Interestingly, Kramp-Karrenbauer positioned her country’s strategic challenge in triangular terms, situating it alongside the growing China-U.S. strategic competition, and noting that Germany simultaneously maintains a strong economic relationship with China while enjoying a “values-based” partnership with the United States. Also notable was her normative, although implicit, equation of Russia’s actions in Crimea in 2014 with “similar developments elsewhere,” in the Indo-Pacific – a veiled reference to Chinese maritime aggression in the South China Sea. The United States under the Trump administration has long and explicitly clubbed Russian and Chinese behavior together as examples of revisionism.
Australian Defense Minister Linda Reynolds also spoke at the event, which seemed to front-and-center Germany’s new Policy Guidelines for the Indo-Pacific Region issued in September. Reynolds welcomed Germany’s increasing interest in the Indo-Pacific, noting that “geographical distance is a historical mindset.”
Kramp-Karrenbauer’s very visible enthusiasm about working with U.S. ally Australia is a natural corollary of her beliefs that the United States remains indispensable as a security partner of Europe and Europe’s prosperity, in term, depends on a rules-based international order in the Indo-Pacific.
Writing in Politico Europe on the eve of the U.S. presidential elections, she bluntly stated: “Illusions of European strategic autonomy must come to an end: Europeans will not be able to replace America’s crucial role as a security provider.” “We have to acknowledge that, for the foreseeable future, we will remain dependent” on the United States, Kramp-Karrenbauer had written, albeit going on to add that Europe must do more, as a “giver” and not simply as a “taker.”
“… we must also realize that we need to spend and do a lot more to keep the peace, defend liberty, strengthen our values and reinforce the rules that we believe should be in force around the globe,” she had written.
This will be music to the ears of whoever eventually occupies the White House come January.
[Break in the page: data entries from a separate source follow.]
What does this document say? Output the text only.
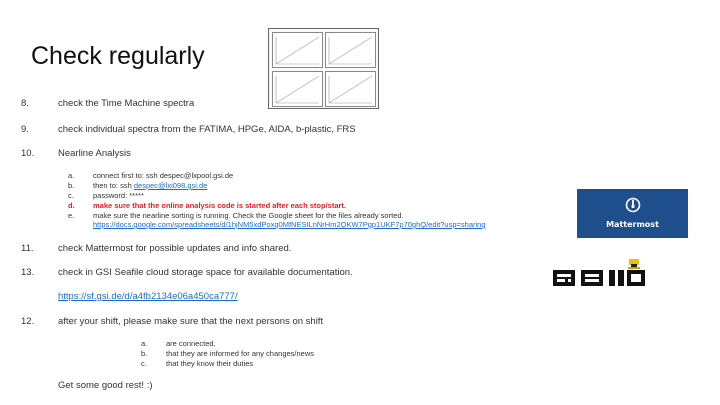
Check regularly
8.	check the Time Machine spectra
9.	check individual spectra from the FATIMA, HPGe, AIDA, b-plastic, FRS
10.	Nearline Analysis
a. connect first to: ssh despec@lxpool.gsi.de
b. then to: ssh despec@lxi098.gsi.de
c.	password: *****
d. make sure that the online analysis code is started after each stop/start.
e. make sure the nearline sorting is running. Check the Google sheet for the files already sorted.
https://docs.google.com/spreadsheets/d/1hjNM5xdPoxq0MfNESILnNrHm2QKW7Pgp1UKF7p70ghQ/edit?usp=sharing	Mattermost
11.	check Mattermost for possible updates and info shared.
13.	check in GSI Seafile cloud storage space for available documentation.
https://sf.gsi.de/d/a4fb2134e06a450ca777/
12.	after your shift, please make sure that the next persons on shift
a. are connected,
b. that they are informed for any changes/news
c.	that they know their duties
Get some good rest! :)
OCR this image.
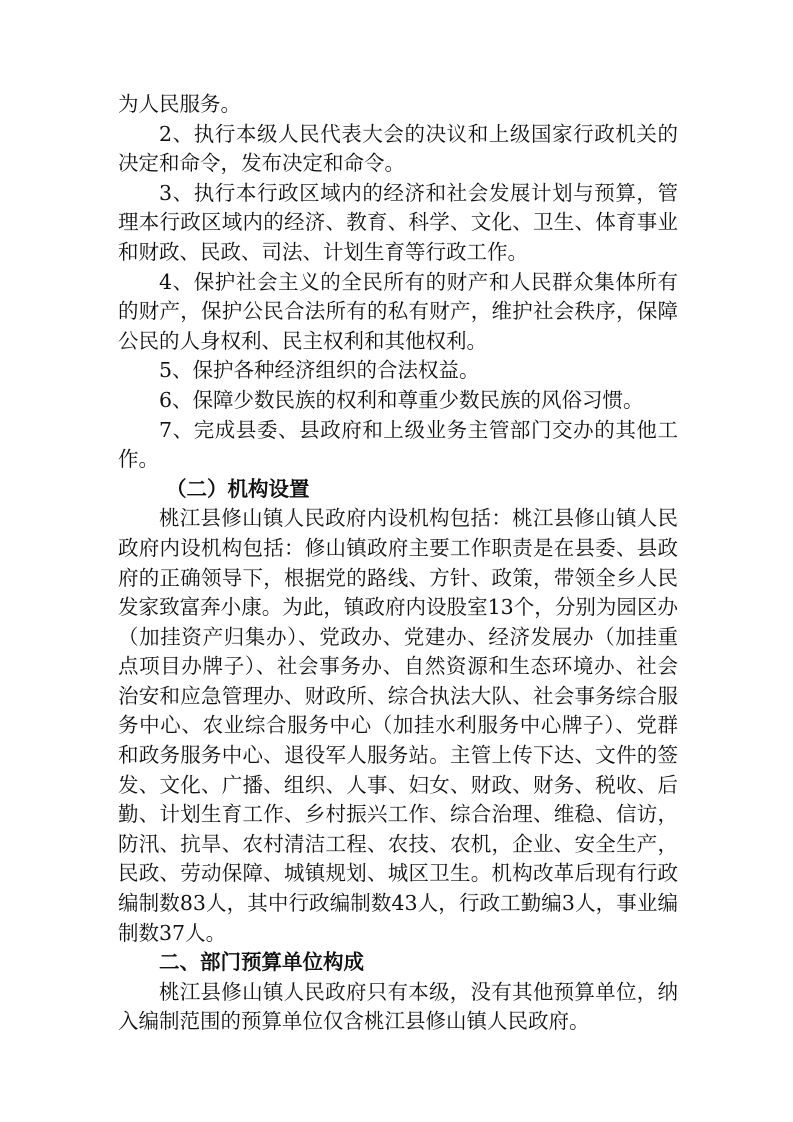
为人民服务。

2、执行本级人民代表大会的决议和上级国家行政机关的决定和命令，发布决定和命令。

3、执行本行政区域内的经济和社会发展计划与预算，管理本行政区域内的经济、教育、科学、文化、卫生、体育事业和财政、民政、司法、计划生育等行政工作。

4、保护社会主义的全民所有的财产和人民群众集体所有的财产，保护公民合法所有的私有财产，维护社会秩序，保障公民的人身权利、民主权利和其他权利。

5、保护各种经济组织的合法权益。

6、保障少数民族的权利和尊重少数民族的风俗习惯。

7、完成县委、县政府和上级业务主管部门交办的其他工作。

（二）机构设置

桃江县修山镇人民政府内设机构包括：桃江县修山镇人民政府内设机构包括：修山镇政府主要工作职责是在县委、县政府的正确领导下，根据党的路线、方针、政策，带领全乡人民发家致富奔小康。为此，镇政府内设股室13个，分别为园区办（加挂资产归集办）、党政办、党建办、经济发展办（加挂重点项目办牌子）、社会事务办、自然资源和生态环境办、社会治安和应急管理办、财政所、综合执法大队、社会事务综合服务中心、农业综合服务中心（加挂水利服务中心牌子）、党群和政务服务中心、退役军人服务站。主管上传下达、文件的签发、文化、广播、组织、人事、妇女、财政、财务、税收、后勤、计划生育工作、乡村振兴工作、综合治理、维稳、信访，防汛、抗旱、农村清洁工程、农技、农机，企业、安全生产，民政、劳动保障、城镇规划、城区卫生。机构改革后现有行政编制数83人，其中行政编制数43人，行政工勤编3人，事业编制数37人。

二、部门预算单位构成

桃江县修山镇人民政府只有本级，没有其他预算单位，纳入编制范围的预算单位仅含桃江县修山镇人民政府。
Commenting on the U.S. elections on November 3, Kramp-Karrenbauer noted that independent of the outcome of the election – which she described as “very exciting” – issues around burden-sharing in NATO will persist.
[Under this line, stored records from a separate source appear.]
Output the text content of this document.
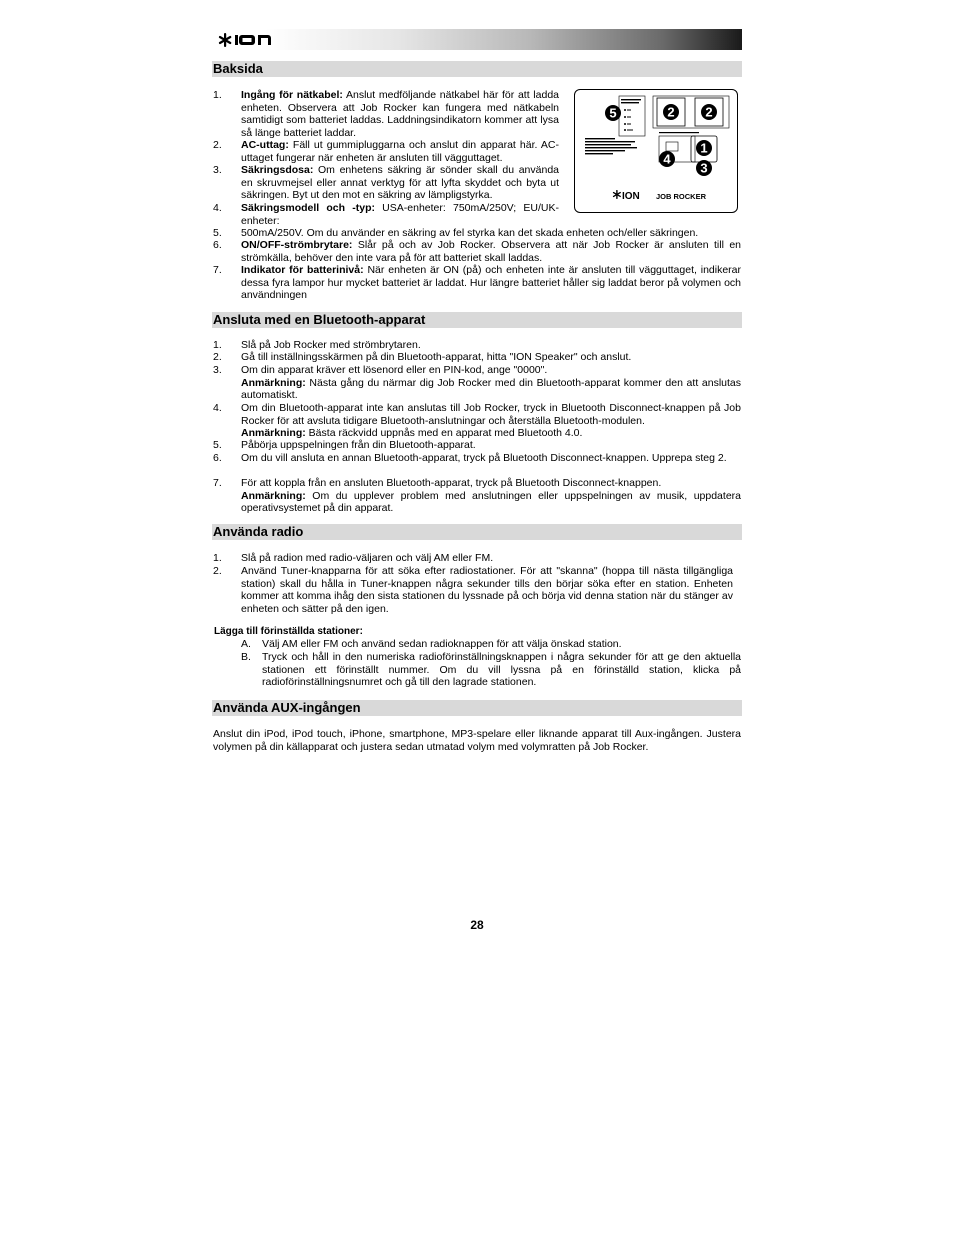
Baksida
1. Ingång för nätkabel: Anslut medföljande nätkabel här för att ladda enheten. Observera att Job Rocker kan fungera med nätkabeln samtidigt som batteriet laddas. Laddningsindikatorn kommer att lysa så länge batteriet laddar.
2. AC-uttag: Fäll ut gummipluggarna och anslut din apparat här. AC-uttaget fungerar när enheten är ansluten till vägguttaget.
3. Säkringsdosa: Om enhetens säkring är sönder skall du använda en skruvmejsel eller annat verktyg för att lyfta skyddet och byta ut säkringen. Byt ut den mot en säkring av lämpligstyrka.
4. Säkringsmodell och -typ: USA-enheter: 750mA/250V; EU/UK-enheter:
5. 500mA/250V. Om du använder en säkring av fel styrka kan det skada enheten och/eller säkringen.
6. ON/OFF-strömbrytare: Slår på och av Job Rocker. Observera att när Job Rocker är ansluten till en strömkälla, behöver den inte vara på för att batteriet skall laddas.
7. Indikator för batterinivå: När enheten är ON (på) och enheten inte är ansluten till vägguttaget, indikerar dessa fyra lampor hur mycket batteriet är laddat. Hur längre batteriet håller sig laddat beror på volymen och användningen
5	2 2
1
4
3
ION JOB ROCKER
Ansluta med en Bluetooth-apparat
1. Slå på Job Rocker med strömbrytaren.
2. Gå till inställningsskärmen på din Bluetooth-apparat, hitta "ION Speaker" och anslut.
3. Om din apparat kräver ett lösenord eller en PIN-kod, ange "0000".
Anmärkning: Nästa gång du närmar dig Job Rocker med din Bluetooth-apparat kommer den att anslutas automatiskt.
4. Om din Bluetooth-apparat inte kan anslutas till Job Rocker, tryck in Bluetooth Disconnect-knappen på Job Rocker för att avsluta tidigare Bluetooth-anslutningar och återställa Bluetooth-modulen.
Anmärkning: Bästa räckvidd uppnås med en apparat med Bluetooth 4.0.
5. Påbörja uppspelningen från din Bluetooth-apparat.
6. Om du vill ansluta en annan Bluetooth-apparat, tryck på Bluetooth Disconnect-knappen. Upprepa steg 2.
7. För att koppla från en ansluten Bluetooth-apparat, tryck på Bluetooth Disconnect-knappen.
Anmärkning: Om du upplever problem med anslutningen eller uppspelningen av musik, uppdatera operativsystemet på din apparat.
Använda radio
1. Slå på radion med radio-väljaren och välj AM eller FM.
2. Använd Tuner-knapparna för att söka efter radiostationer. För att "skanna" (hoppa till nästa tillgängliga station) skall du hålla in Tuner-knappen några sekunder tills den börjar söka efter en station. Enheten kommer att komma ihåg den sista stationen du lyssnade på och börja vid denna station när du stänger av enheten och sätter på den igen.
Lägga till förinställda stationer:
A. Välj AM eller FM och använd sedan radioknappen för att välja önskad station.
B. Tryck och håll in den numeriska radioförinställningsknappen i några sekunder för att ge den aktuella stationen ett förinställt nummer. Om du vill lyssna på en förinställd station, klicka på radioförinställningsnumret och gå till den lagrade stationen.
Använda AUX-ingången
Anslut din iPod, iPod touch, iPhone, smartphone, MP3-spelare eller liknande apparat till Aux-ingången. Justera volymen på din källapparat och justera sedan utmatad volym med volymratten på Job Rocker.
28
Without framing it as, similar themes cropped up at her ASPI-KAF remarks today. Kramp-Karrenbauer noted the need for international networks to uphold the rules-based order in the Indo-Pacific. She added that both the European Union as well as NATO must play a larger role in the region. Interestingly, Kramp-Karrenbauer mentioned that the ongoing NATO review process includes deliberations around ways in which that security grouping could partner with like-minded countries in the Indo-Pacific – something, if it were to eventuate, will robustly contribute to regional security and send a sharp strategic signal to China. Kramp-Karrenbauer also mentioned that Germany is looking to send military liaison officers to interface with regional partners’ forces.
In an interview to the Sydney Morning Herald on November 2, Kramp-Karrenbauer had committed to deploying a German frigate to patrol the Indo-Pacific from next year. She had also revealed that discussions are underway with Australia about “the embarkation of German officers on Australian Navy units.”